What factors helped the empire to become permanent?

 

How did the Romans manage to integrate a world that was as culturally, linguistically, religiously, politically and socially heterogeneous as the area between the Firth of Forth and the cataracts of the Nile into their empire? What factors contributed to the empire's longevity? How did subjects perceive Roman rule and how was it legitimised? Why did a pre-modern empire endure cultural dissonance to which modern nation states capitulate? It is these questions that make Rome such a fascinating phenomenon for our generation.

QUESTION: From a small town in central Italy to the centre of a world power: how was this incredible rise actually possible?

SOMMER: In the beginning, the Romans were like all conquerors: they plundered province after province, which they plundered economically; prosperity flowed in one direction: from the periphery to the centre. But in the 1st century BC, the balance between centre and periphery changed. The Romans had something to offer those they subjugated: Participation in their rule and in the civilisation that Rome stood for. That is why the locals in the provinces, from Gaul to Syria, enthusiastically accepted everything that was Roman or that they thought was Roman.

Because there was no optimism about progress, the Romans also had no sense of crisis.

 

What Rome had to offer was particularly attractive to the elites. As a rule, the upper ten thousand were granted Roman citizenship without much ado. And this citizenship was their ticket to the imperial elite. The relatively generous granting of citizenship and the social mobility that Rome made possible meant that every inhabitant of a province could hope that their children would become Roman citizens, their grandchildren even knights or senators and their great-grandchildren perhaps one day Roman emperors. Apart from this integration achievement, the constant expansion of the Roman citizenry through the granting of citizenship was of course also a power factor of the first order: at some point there were simply more Romans than Samnites, Syracusans or Carthaginians.

QUESTION: What realisation has particularly occupied you in your study of Roman history?

You have to make ancient history interesting.

 

SOMMER: One inevitably wonders what end our civilisation will come to when even the Roman empire, which was designed to last, eventually collapses due to the tensions and political upheavals of the Migration Period. Perhaps most touching is the pessimistic understanding of history of the Romans themselves, for whom it was already a gain if a generation succeeded in maintaining the status quo - morally, politically, economically - of their fathers and mothers. Because they were not optimistic about progress, the Romans were not aware of the crisis that arises from the dissonance between high expectations and reality.
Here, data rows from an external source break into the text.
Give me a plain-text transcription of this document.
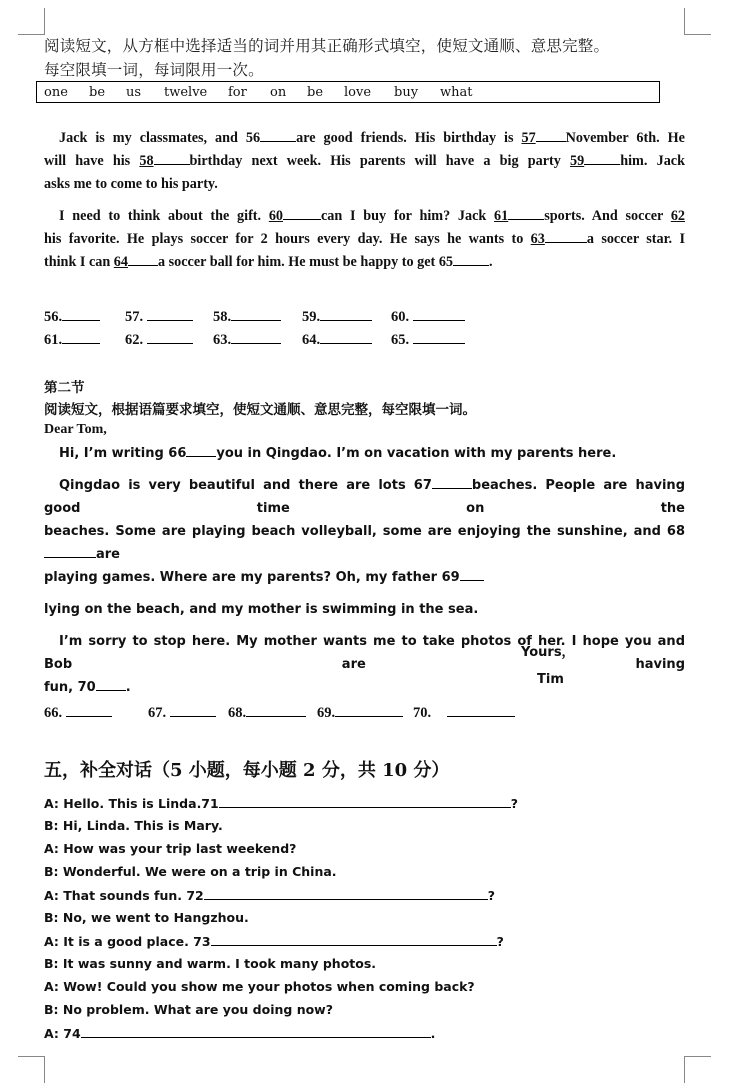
阅读短文，从方框中选择适当的词并用其正确形式填空，使短文通顺、意思完整。
每空限填一词，每词限用一次。
one be us twelve for on be love buy what
Jack is my classmates, and 56	are good friends. His birthday is 57 November 6th. He
will have his 58	birthday next week. His parents will have a big party 59	him. Jack
asks me to come to his party.
I need to think about the gift. 60	can I buy for him? Jack 61	sports. And soccer 62
his favorite. He plays soccer for 2 hours every day. He says he wants to 63	a soccer star. I
think I can 64 a soccer ball for him. He must be happy to get 65	.
56.	57.	58.	59.	60.
61.	62.	63.	64.	65.
第二节
阅读短文，根据语篇要求填空，使短文通顺、意思完整，每空限填一词。
Dear Tom,
Hi, I’m writing 66 you in Qingdao. I’m on vacation with my parents here.
Qingdao is very beautiful and there are lots 67	beaches. People are having good time on the
beaches. Some are playing beach volleyball, some are enjoying the sunshine, and 68are
playing games. Where are my parents? Oh, my father 69
lying on the beach, and my mother is swimming in the sea.
I’m sorry to stop here. My mother wants me to take photos of her. I hope you and Bob are having
fun, 70 .
Yours，
Tim
66.	67.	68.	69.	70.
五，补全对话（5 小题，每小题 2 分，共 10 分）
A: Hello. This is Linda.71	?
B: Hi, Linda. This is Mary.
A: How was your trip last weekend?
B: Wonderful. We were on a trip in China.
A: That sounds fun. 72	?
B: No, we went to Hangzhou.
A: It is a good place. 73	?
B: It was sunny and warm. I took many photos.
A: Wow! Could you show me your photos when coming back?
B: No problem. What are you doing now?
A: 74	.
Our feeling of being contemporaries of a crisis is the flipside of our optimistic vision of the future.

QUESTION: To what extent are you taking a different look at Roman history with these two volumes, what is special about your approach?

SOMMER: Firstly, I want to embed Roman history in the history of its environment: The Mediterranean, the Orient and even the area north of the Alps are inextricably part of it if you want to understand why the Republic failed, for example. Secondly, I want to make it clear where research draws its knowledge from: from sources. Probably more than in many other overviews, ancient people themselves have their say. Thirdly, I do not presuppose that ancient history is interesting per se. You have to make it interesting, you have to explain why it is interesting and why it is still worth engaging with it after 2000 years. I hope that I have succeeded in doing this in my presentation.

Rome and the Ancient World up to the End of the Republic. Roman History, vol. 1, Stuttgart: Alfred Kröner Verlag. 654 pages, ISBN 978-3520449016.

Rome and its empire in the imperial period. Römische Geschichte, vol. 2. Stuttgart: Alfred Kröner Verlag, 631 pages. ISBN 978-3-520-45801-8.